只见卷轴的中心,竟然是一个装满了特殊营养液的透明玻璃罐。

而在那碧绿色的液体中,漂浮着一双眼睛。

那不是写轮眼。

而是一双布满了紫色波纹、散发着令人心悸瞳力的——轮回眼!

团藏的瞳孔微微收缩。

虽然他早就知道剧情,虽然他一直在谋划这东西,但当这就这么轻易地被斑像丢**一样丢过来时,那种真实感还是让他有些意外。

“这个……就当做是胜利者的奖品吧。”

斑的声音越来越低,他的气息正在飞速衰败,“这是我在晚年才开启的眼睛……本来是留着给未来的我用的。但是现在……”

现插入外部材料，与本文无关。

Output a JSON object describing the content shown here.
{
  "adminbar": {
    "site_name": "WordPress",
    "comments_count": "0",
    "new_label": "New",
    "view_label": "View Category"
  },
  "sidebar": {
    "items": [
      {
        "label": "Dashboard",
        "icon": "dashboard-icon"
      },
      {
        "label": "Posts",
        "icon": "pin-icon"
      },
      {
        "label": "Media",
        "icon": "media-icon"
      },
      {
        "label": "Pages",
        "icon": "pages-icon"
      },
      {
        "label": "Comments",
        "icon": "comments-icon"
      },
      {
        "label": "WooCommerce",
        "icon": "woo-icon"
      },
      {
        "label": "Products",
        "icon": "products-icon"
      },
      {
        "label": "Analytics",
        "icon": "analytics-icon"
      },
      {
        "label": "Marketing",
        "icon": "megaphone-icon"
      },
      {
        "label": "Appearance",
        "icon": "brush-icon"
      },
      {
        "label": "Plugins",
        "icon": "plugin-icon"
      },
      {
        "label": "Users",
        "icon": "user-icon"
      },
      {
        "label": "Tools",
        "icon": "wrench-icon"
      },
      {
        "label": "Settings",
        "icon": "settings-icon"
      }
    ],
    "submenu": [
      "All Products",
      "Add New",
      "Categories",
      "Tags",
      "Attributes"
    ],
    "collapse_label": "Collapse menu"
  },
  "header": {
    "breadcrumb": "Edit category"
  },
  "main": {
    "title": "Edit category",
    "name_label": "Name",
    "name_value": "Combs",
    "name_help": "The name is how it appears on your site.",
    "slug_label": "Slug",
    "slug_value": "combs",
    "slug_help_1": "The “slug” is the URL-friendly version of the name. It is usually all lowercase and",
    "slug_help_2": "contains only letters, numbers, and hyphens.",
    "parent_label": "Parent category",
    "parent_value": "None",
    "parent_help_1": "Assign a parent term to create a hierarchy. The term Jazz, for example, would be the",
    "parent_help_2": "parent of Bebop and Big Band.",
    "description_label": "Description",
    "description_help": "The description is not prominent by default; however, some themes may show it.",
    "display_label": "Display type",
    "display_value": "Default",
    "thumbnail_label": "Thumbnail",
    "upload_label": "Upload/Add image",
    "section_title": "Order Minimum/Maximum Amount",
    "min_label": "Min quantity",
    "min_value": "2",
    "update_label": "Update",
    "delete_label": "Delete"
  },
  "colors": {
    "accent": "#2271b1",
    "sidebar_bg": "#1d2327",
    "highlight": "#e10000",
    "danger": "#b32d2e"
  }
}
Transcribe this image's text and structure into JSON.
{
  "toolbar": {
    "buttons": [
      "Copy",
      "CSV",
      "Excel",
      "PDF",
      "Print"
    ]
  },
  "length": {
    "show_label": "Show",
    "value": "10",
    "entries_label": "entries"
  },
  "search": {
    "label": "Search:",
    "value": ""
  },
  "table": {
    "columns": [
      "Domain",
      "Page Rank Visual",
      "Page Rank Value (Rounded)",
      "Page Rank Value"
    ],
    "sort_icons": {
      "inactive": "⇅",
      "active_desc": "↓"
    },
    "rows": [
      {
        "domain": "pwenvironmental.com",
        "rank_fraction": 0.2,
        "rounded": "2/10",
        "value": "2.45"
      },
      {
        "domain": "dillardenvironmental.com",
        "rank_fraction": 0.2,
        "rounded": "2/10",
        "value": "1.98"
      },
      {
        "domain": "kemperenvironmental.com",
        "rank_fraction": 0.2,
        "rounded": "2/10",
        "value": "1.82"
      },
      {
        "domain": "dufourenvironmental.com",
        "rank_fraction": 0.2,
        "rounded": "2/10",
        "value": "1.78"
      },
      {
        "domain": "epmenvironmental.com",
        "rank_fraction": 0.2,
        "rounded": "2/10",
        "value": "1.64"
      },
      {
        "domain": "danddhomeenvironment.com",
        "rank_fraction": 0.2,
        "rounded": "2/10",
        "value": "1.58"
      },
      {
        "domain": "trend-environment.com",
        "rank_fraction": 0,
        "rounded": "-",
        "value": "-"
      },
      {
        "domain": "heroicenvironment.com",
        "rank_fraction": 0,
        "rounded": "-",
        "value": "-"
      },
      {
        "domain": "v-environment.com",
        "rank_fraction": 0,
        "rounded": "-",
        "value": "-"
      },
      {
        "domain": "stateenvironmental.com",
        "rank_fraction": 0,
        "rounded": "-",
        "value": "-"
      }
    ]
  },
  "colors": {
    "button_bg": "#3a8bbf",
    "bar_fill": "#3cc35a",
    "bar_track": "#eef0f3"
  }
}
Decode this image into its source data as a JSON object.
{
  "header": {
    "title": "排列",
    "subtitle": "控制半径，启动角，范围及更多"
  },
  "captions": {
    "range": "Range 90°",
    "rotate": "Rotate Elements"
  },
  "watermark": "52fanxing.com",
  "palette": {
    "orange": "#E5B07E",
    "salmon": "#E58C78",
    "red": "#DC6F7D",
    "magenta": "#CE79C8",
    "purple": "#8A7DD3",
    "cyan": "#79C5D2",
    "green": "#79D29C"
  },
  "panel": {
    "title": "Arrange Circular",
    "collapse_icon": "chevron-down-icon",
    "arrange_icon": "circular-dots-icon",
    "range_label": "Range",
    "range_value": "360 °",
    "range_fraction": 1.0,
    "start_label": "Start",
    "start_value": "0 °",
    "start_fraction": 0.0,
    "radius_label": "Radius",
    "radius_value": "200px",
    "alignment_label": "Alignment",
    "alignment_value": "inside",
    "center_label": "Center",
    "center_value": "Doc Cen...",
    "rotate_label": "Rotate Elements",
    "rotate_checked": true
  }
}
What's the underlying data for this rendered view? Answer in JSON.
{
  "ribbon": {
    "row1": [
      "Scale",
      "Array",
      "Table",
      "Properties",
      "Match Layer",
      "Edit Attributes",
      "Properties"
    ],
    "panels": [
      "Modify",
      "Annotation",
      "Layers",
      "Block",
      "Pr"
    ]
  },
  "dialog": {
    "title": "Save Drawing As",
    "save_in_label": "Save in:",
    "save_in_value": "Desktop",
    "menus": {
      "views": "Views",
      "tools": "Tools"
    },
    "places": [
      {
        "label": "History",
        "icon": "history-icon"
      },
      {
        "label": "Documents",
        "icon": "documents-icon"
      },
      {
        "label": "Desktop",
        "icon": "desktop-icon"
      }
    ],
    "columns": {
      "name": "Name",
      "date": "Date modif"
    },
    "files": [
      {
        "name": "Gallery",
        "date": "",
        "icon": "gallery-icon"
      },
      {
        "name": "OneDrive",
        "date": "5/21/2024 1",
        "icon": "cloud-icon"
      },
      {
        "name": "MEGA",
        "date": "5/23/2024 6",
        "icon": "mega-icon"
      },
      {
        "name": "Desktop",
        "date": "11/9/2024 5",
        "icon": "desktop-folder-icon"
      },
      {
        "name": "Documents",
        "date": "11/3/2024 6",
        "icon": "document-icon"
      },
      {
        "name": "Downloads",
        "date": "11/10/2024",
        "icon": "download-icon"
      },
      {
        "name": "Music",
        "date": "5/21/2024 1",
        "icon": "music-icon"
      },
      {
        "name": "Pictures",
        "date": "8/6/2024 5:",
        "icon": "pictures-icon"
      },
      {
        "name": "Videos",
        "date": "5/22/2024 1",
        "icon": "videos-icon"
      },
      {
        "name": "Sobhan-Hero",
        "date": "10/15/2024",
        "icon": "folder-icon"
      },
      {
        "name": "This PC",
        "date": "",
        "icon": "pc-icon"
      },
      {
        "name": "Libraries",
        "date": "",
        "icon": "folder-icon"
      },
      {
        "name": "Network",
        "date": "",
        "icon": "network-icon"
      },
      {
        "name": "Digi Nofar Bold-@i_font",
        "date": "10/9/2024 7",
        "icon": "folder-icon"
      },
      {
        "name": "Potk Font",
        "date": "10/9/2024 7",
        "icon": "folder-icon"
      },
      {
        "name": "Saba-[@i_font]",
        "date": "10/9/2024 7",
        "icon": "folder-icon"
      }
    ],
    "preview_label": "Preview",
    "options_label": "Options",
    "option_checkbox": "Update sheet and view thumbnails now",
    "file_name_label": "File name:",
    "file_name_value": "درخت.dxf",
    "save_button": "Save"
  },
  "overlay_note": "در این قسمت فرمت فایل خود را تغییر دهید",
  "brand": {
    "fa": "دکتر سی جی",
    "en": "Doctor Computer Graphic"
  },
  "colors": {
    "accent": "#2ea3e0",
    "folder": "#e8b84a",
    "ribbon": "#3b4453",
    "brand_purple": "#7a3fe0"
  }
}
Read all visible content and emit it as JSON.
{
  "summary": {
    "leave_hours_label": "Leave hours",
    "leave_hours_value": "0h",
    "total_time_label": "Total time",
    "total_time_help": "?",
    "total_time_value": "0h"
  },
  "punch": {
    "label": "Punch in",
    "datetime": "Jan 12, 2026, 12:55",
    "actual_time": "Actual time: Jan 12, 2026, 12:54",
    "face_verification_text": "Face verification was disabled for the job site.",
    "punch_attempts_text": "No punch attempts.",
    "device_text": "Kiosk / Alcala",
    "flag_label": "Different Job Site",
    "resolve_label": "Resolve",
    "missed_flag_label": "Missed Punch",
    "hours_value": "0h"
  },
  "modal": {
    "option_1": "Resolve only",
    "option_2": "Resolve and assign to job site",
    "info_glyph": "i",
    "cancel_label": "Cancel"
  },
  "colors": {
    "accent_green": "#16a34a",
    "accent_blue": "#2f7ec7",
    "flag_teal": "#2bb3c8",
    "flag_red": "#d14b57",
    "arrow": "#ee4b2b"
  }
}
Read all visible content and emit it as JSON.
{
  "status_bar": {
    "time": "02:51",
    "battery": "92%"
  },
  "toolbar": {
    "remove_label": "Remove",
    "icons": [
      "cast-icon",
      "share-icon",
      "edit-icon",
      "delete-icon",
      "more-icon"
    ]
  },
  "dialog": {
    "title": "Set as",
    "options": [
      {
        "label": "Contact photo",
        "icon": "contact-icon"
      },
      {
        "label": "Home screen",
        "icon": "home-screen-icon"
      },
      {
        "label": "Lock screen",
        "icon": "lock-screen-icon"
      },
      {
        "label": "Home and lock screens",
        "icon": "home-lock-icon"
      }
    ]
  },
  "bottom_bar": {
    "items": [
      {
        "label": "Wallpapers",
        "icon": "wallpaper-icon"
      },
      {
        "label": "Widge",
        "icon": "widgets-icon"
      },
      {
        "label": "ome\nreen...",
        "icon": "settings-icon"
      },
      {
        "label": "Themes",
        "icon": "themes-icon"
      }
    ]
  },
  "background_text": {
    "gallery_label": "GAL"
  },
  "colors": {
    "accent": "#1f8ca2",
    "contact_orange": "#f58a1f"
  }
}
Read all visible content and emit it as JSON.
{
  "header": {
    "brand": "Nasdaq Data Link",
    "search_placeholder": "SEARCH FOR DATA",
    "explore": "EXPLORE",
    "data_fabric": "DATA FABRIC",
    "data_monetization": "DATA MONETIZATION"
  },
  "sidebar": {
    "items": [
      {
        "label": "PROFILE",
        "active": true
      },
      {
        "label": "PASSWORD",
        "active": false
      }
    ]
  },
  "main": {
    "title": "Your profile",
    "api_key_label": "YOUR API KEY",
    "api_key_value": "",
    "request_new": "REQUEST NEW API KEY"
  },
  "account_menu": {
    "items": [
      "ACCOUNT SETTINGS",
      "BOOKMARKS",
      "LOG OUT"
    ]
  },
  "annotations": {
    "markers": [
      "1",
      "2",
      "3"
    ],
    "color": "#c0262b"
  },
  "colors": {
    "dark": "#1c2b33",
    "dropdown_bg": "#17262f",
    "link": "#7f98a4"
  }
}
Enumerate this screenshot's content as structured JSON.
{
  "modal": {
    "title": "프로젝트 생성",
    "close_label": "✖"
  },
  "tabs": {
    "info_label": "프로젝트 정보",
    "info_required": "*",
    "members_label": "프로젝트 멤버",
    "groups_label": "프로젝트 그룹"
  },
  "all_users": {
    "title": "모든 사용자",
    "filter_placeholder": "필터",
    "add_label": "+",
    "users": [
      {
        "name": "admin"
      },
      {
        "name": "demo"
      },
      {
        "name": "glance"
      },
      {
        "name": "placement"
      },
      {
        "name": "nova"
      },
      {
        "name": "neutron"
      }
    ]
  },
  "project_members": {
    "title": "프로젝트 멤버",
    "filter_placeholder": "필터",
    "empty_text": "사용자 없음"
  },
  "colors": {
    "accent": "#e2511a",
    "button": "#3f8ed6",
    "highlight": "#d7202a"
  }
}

斑抬头看了一眼天空,那里的乌云已经散去,露出了湛蓝的天色。

“我输了。哪怕是用了伊邪那岐短暂恢复了年轻时候的身体状态我都输了。”

斑转过头,目光越过团藏的肩膀,投向了远处。

那里是木叶的方向。

即便隔着这么远,即便视线已经模糊,但他仿佛依然能看到那个巨大的火影岩,看到那上面雕刻着的柱间的头像。

“团藏。”

“在。”

斑的眼神变得有些涣散,嘴角却挂着一抹释然的微笑。

“如果是你的话……或许真的能实现那个梦想吧……”

“那种……真正的……和平……”

声音戛然而止。

那一抹在这世间燃烧了近百年的孤傲火焰,在这一刻,终于熄灭了。

宇智波斑依然盘腿坐着,头微微垂下,像是只是喝醉了打个盹。

但他身上的生机,已经彻底断绝。

风,轻轻吹过这片琉璃大地,带起几缕焦黑的发丝。

团藏手里捧着那个装有轮回眼的罐子,静静地看着眼前这具已经失去温度的躯体。

他就这么坐了一会儿,直到杯中的酒也变得冰凉。

团藏突然叹了口气,将手中的酒一饮而尽。

他站起身,拍了拍御神袍上的灰尘,然后弯下腰,凑到斑那已经停止呼吸的耳边。

脸上的那种温和、悲悯、尊敬的表情,在这一瞬间发生了一丝微妙的变化。

“遗言吗?”

团藏的声音很轻,轻得只有风能听见。

“前辈……现在说遗言,还太早了点。”

“这双眼睛我先替您保管着。毕竟……在这个忍界,死亡从来都不是终点,而仅仅是一个稍微长一点的假期罢了。”

团藏直起腰,嘴角勾起一抹意味深长的弧度。

他一挥手,几个早已准备好的特制封印卷轴凭空出现。

他并没有将斑的尸体就地掩埋,也没有打算把他带回木叶公之于众。

那样太浪费了。

他熟练地结印,将斑的尸体封印进了封印卷轴中,然后郑重地收进怀里,贴身放好。

做完这一切,团藏才转过身,看向远处的天空。

那里,几道身影正朝着这边急速飞来。

是日斩,还有已经解除了须佐能乎状态的宇智波光。

团藏整理了一下破烂的衣领,调整好面部表情。

当他转过身面对赶来的同伴时,他依然是那个如春日暖阳般和煦、刚刚经历了一场苦战却依然为了守护村子而屹立不倒的——木叶火影。

“结束了。”

团藏对着赶来的众人挥了挥手,笑容灿烂。